Xu and his family are victims of China’s deepening police crackdown
chinaworker.info reporters
Hu Xufang is a 45-year-old former management consultant from Liaoning province. He is a member of the Committee for a Workers’ International (CWI) in China, where the organisation is banned. In April 2016, Xufang fled with his wife and six-year-old daughter to the United States. In Xi Jinping’s China more and more are falling victim to police repression.
“I was detained by the police in January 2015,” he told chinaworker.info. “They accused me of making anti-Communist statements. I was handcuffed to a radiator and beaten repeatedly for two days.”

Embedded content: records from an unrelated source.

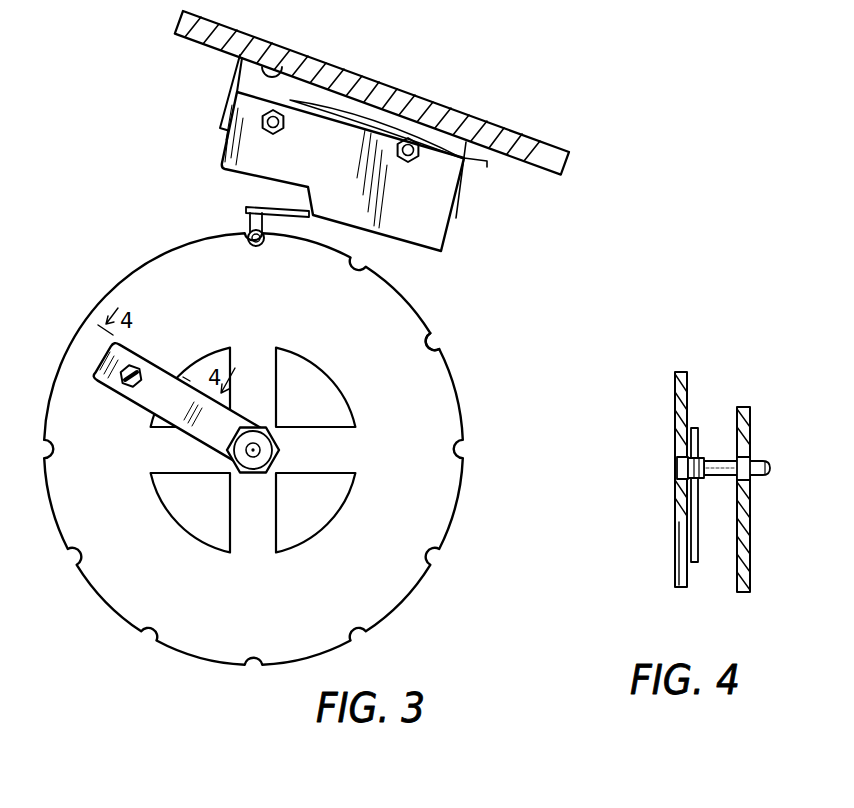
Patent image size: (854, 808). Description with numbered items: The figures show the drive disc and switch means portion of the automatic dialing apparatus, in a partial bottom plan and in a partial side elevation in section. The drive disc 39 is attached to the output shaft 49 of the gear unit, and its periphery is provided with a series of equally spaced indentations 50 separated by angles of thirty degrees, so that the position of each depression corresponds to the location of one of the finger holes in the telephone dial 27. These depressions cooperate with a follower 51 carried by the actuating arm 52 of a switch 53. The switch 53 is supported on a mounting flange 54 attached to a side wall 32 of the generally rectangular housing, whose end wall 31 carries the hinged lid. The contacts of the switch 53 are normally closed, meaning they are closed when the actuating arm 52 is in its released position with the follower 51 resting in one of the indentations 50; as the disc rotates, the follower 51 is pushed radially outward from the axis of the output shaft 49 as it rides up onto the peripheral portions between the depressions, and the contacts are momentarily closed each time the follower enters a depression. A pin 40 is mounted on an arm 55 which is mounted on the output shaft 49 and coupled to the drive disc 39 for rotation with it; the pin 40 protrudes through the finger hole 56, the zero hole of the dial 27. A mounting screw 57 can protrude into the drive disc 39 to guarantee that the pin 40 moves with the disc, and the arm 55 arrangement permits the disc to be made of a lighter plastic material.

In FIG. 4, the dial 27 is at (748, 408).
In FIG. 3, the end wall 31 is at (134, 276).
In FIG. 3, the side wall 32 is at (333, 66).
In FIG. 4, the drive disc 39 is at (675, 395).
In FIG. 3, the pin 40 is at (130, 387).
In FIG. 4, the pin 40 is at (762, 476).
In FIG. 3, the output shaft 49 is at (259, 450).
In FIG. 3, the indentations 50 is at (432, 342).
In FIG. 3, the follower 51 is at (246, 230).
In FIG. 3, the actuating arm 52 is at (272, 207).
In FIG. 3, the switch 53 is at (443, 247).
In FIG. 3, the mounting flange 54 is at (245, 60).
In FIG. 3, the arm 55 is at (197, 441).
In FIG. 4, the arm 55 is at (698, 503).
In FIG. 4, the finger hole 56 is at (744, 450).
In FIG. 4, the mounting screw 57 is at (678, 468).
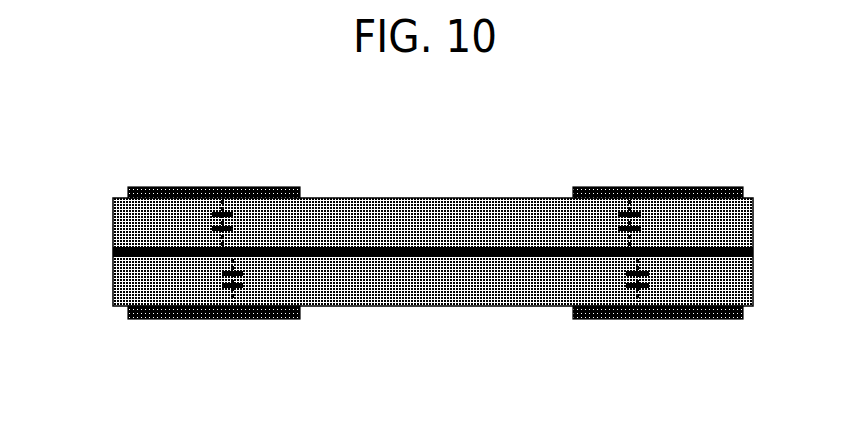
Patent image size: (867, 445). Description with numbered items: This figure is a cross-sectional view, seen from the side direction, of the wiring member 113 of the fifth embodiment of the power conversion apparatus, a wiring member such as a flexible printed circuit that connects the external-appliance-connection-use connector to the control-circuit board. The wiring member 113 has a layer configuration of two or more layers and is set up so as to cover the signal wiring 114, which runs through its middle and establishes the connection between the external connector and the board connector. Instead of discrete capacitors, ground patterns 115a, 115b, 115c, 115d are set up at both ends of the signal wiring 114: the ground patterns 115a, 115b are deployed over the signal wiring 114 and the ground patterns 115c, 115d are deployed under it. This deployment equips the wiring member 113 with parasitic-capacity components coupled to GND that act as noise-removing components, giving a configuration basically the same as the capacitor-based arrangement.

The wiring member 113 is at (452, 307).
The signal wiring 114 is at (405, 248).
The ground pattern 115a is at (130, 190).
The ground pattern 115b is at (707, 189).
The ground pattern 115c is at (198, 318).
The ground pattern 115d is at (722, 318).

Xufang’s wife obtained his release by paying off a senior policeman. Xufang was then dismissed from his job while the police harassment of him and his family continued. His father died in March last year and he is sure the intimidation by security forces played a part in this tragic turn of events.
Socialist magazine
Xufang has been a longstanding critic of the so-called Communist Party (CCP) dictatorship. As a school student he participated in the epic 1989 protests demanding an end to one-party rule. More recently, Xufang joined the CWI in China which is organised around the underground magazine ‘Socialist’ (Shehui Zhuyi Zhe), contributing articles and translations about the international workers’ struggle. The CWI/Socialist magazine campaigns for workers’ rights and especially the right to organise independent trade unions. It opposes the CCP dictatorship and stands for immediate and full democratic rights in China.

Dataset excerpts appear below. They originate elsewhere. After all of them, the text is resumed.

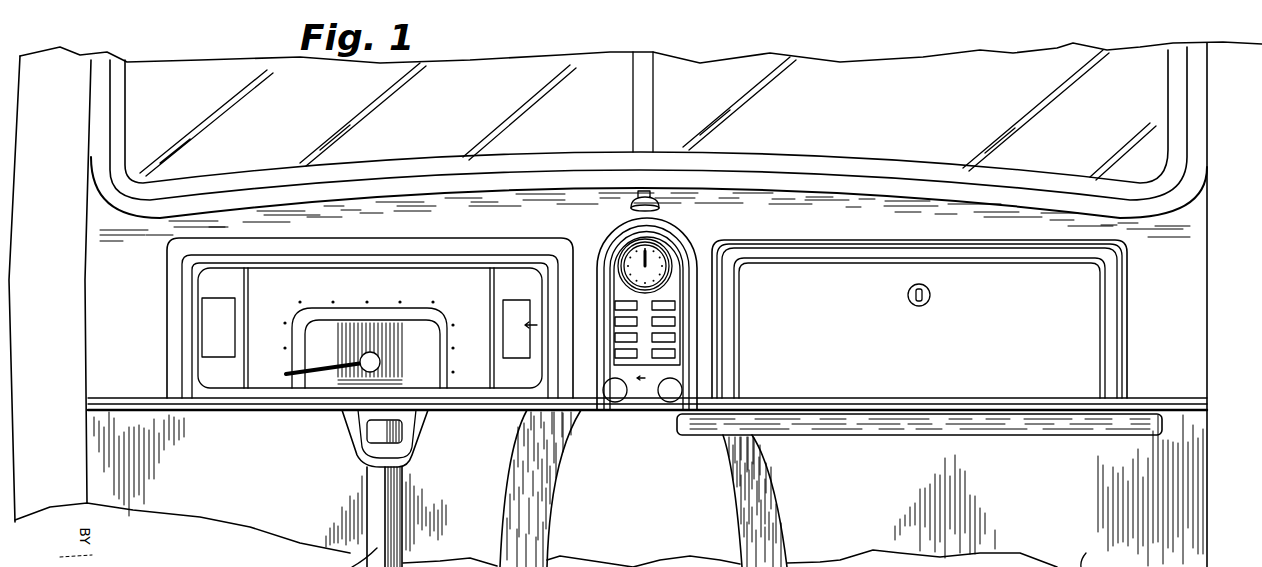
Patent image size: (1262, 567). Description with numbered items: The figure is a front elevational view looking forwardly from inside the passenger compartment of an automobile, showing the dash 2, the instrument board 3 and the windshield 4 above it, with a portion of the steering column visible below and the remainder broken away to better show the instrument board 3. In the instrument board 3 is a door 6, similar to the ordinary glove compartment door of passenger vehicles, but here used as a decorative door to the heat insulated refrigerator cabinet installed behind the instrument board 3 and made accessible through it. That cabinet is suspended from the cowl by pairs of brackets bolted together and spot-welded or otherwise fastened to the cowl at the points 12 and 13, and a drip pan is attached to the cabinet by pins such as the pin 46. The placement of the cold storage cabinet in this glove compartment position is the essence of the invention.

The dash 2 is at (648, 489).
The instrument board 3 is at (647, 300).
The windshield 4 is at (1148, 60).
The door 6 is at (823, 388).
The spot-welded fastening 12 is at (524, 488).
The spot-welded fastening 13 is at (623, 488).
The pin 46 is at (1123, 441).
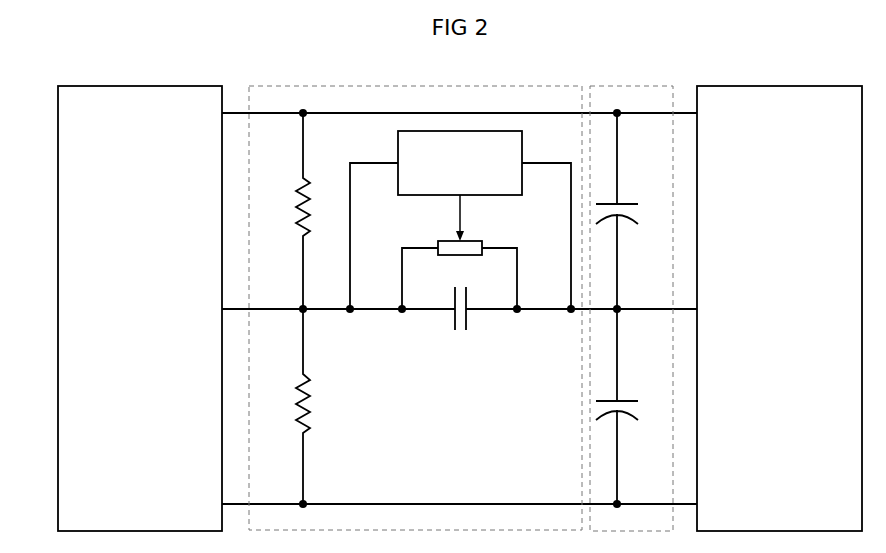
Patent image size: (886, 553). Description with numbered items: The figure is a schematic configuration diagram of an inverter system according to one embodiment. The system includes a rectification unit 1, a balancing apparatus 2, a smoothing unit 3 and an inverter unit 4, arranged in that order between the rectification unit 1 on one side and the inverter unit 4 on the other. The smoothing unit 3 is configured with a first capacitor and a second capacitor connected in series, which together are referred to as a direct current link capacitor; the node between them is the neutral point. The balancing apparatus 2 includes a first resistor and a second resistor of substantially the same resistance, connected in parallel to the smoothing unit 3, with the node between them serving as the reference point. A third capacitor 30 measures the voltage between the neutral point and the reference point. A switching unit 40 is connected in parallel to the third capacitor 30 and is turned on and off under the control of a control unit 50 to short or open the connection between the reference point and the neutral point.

The rectification unit 1 is at (180, 86).
The balancing apparatus 2 is at (415, 292).
The smoothing unit 3 is at (640, 86).
The inverter unit 4 is at (820, 86).
The third capacitor 30 is at (468, 320).
The switching unit 40 is at (483, 241).
The control unit 50 is at (522, 147).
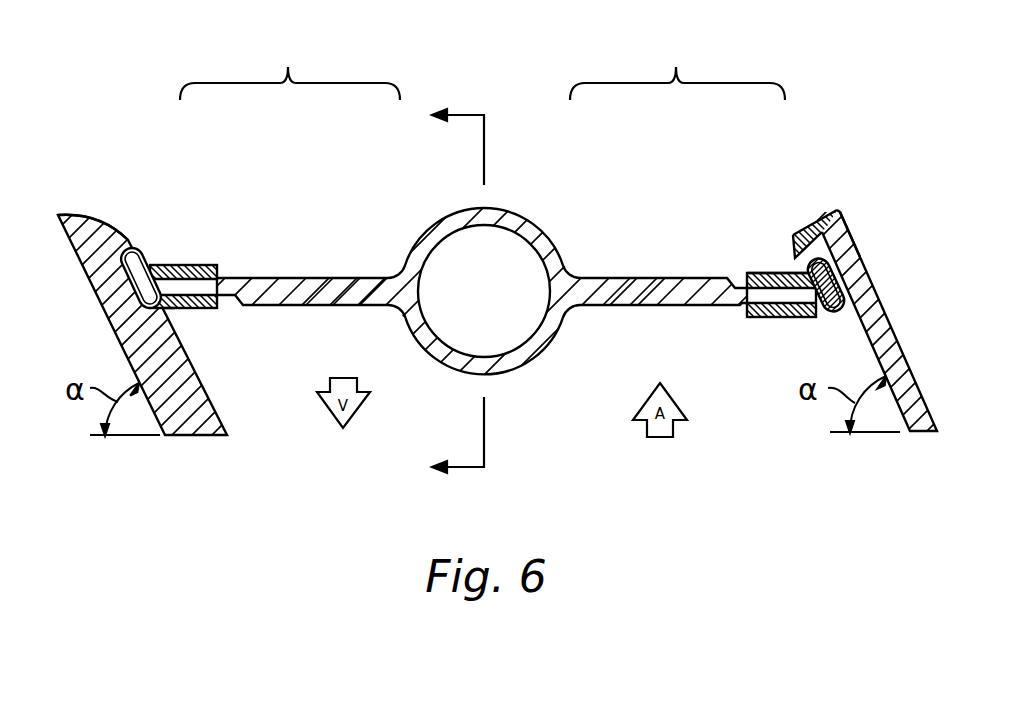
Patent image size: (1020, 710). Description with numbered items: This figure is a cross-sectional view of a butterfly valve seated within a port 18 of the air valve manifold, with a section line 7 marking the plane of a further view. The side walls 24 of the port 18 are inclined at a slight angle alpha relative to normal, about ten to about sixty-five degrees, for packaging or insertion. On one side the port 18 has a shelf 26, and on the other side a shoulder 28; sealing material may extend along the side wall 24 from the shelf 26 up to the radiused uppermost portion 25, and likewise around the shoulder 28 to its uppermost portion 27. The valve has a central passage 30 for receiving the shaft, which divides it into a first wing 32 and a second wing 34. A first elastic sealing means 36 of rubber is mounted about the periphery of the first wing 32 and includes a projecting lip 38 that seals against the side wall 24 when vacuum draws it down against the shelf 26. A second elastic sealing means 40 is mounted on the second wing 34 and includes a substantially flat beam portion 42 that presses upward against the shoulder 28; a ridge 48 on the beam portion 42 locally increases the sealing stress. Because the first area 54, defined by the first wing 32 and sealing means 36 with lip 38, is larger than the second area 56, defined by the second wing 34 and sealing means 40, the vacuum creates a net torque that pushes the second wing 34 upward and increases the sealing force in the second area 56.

The section line for FIG. 7 is at (449, 291).
The port 18 is at (575, 437).
The side wall 24 is at (205, 373).
The radiused uppermost portion 25 is at (70, 212).
The shelf 26 is at (172, 312).
The uppermost portion 27 is at (833, 210).
The shoulder 28 is at (812, 262).
The passage 30 is at (480, 242).
The first wing 32 is at (310, 278).
The second wing 34 is at (618, 278).
The first elastic sealing means 36 is at (196, 265).
The projecting lip 38 is at (140, 250).
The second elastic sealing means 40 is at (778, 317).
The beam portion 42 is at (765, 273).
The ridge 48 is at (850, 233).
The first area 54 is at (290, 68).
The second area 56 is at (677, 68).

In China, all political activity that is not sanctioned by the state and conducted through its top-controlled structures is illegal. Members and sympathisers of the CWI organisation in China have faced persecution before – arrest, brutal interrogation methods, and continuous police surveillance. This was the case with Zhang Shujie, who was threatened with five to ten years in prison for “contact with a banned organisation” unless he agreed to turn informer for the police. Zhang Shujie fled China in 2011 with the assistance of CWI members in several countries.

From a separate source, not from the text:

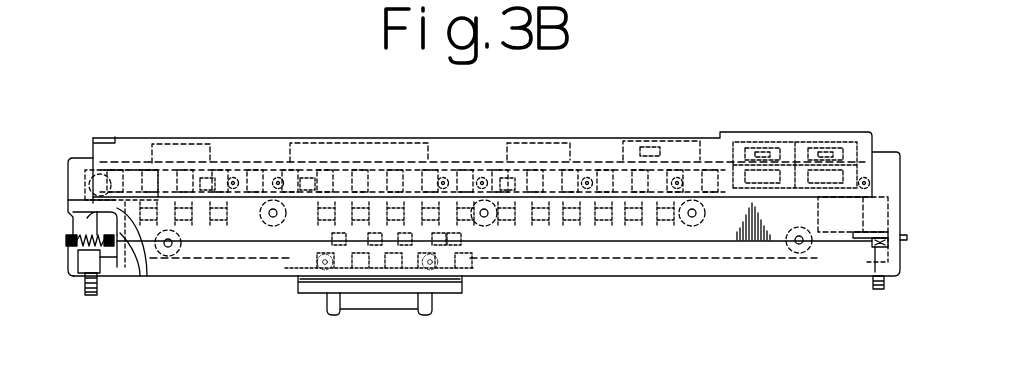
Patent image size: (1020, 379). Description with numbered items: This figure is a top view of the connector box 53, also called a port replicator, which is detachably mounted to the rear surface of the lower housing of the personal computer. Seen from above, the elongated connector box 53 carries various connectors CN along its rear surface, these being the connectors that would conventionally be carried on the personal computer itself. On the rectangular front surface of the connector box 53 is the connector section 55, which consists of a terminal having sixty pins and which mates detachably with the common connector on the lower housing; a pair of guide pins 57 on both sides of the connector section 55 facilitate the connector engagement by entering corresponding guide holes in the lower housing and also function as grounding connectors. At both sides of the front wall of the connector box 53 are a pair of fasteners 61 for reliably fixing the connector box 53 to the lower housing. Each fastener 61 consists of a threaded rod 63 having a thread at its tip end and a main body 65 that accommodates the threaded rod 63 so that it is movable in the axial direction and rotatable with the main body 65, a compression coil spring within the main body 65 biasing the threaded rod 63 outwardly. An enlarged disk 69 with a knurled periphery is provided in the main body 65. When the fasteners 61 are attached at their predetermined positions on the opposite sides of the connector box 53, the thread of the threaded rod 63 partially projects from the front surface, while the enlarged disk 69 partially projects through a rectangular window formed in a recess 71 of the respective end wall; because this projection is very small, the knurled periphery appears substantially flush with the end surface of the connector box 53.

In China today, state repression has become much more severe than even five years ago. The rise of Xi Jinping, recently crowned “the core leader” of the Chinese dictatorship by state-controlled media, coincides with the harshest crackdown for many years. In a report last year, Human Rights Watch said, “Repression of critics is the worst in a decade, and there appears to be no end in sight.”
Rights lawyers, labour activists, striking workers, feminists, even individuals who “spread rumours” on social media, have all been targeted. The regime’s methods – unlawful detention, forced confessions, show trials, and most recently also overseas abductions – are designed to spread terror and deter any who might think of challenging the regime’s undemocratic pro-billionaire policies.
Nationalism
State repression in the past couple of years has also increasingly focused on “anti-China foreign forces”, because Chinese nationalism has become the regime’s main political weapon as the economy falters and millions face wage cuts and rising joblessness. Increasingly those who fall foul of the dictatorship – including labour NGOs that educate workers on their legal rights – are accused of collaborating with “hostile foreign forces”. The purpose of this is clear: to misdirect public attention from the real problems – raw exploitation and the anti-worker policies of the regime – and instead blame a ‘foreign conspiracy’.
Socialist Alternative, the sympathisers of the CWI in the US, actively support Hu Xufang’s plea for asylum. Socialists and those fighting for democracy internationally will see his case as another wake up call over worsening repression in China and the need to defend its victims. Above all, this means stepping up the struggle for international socialism.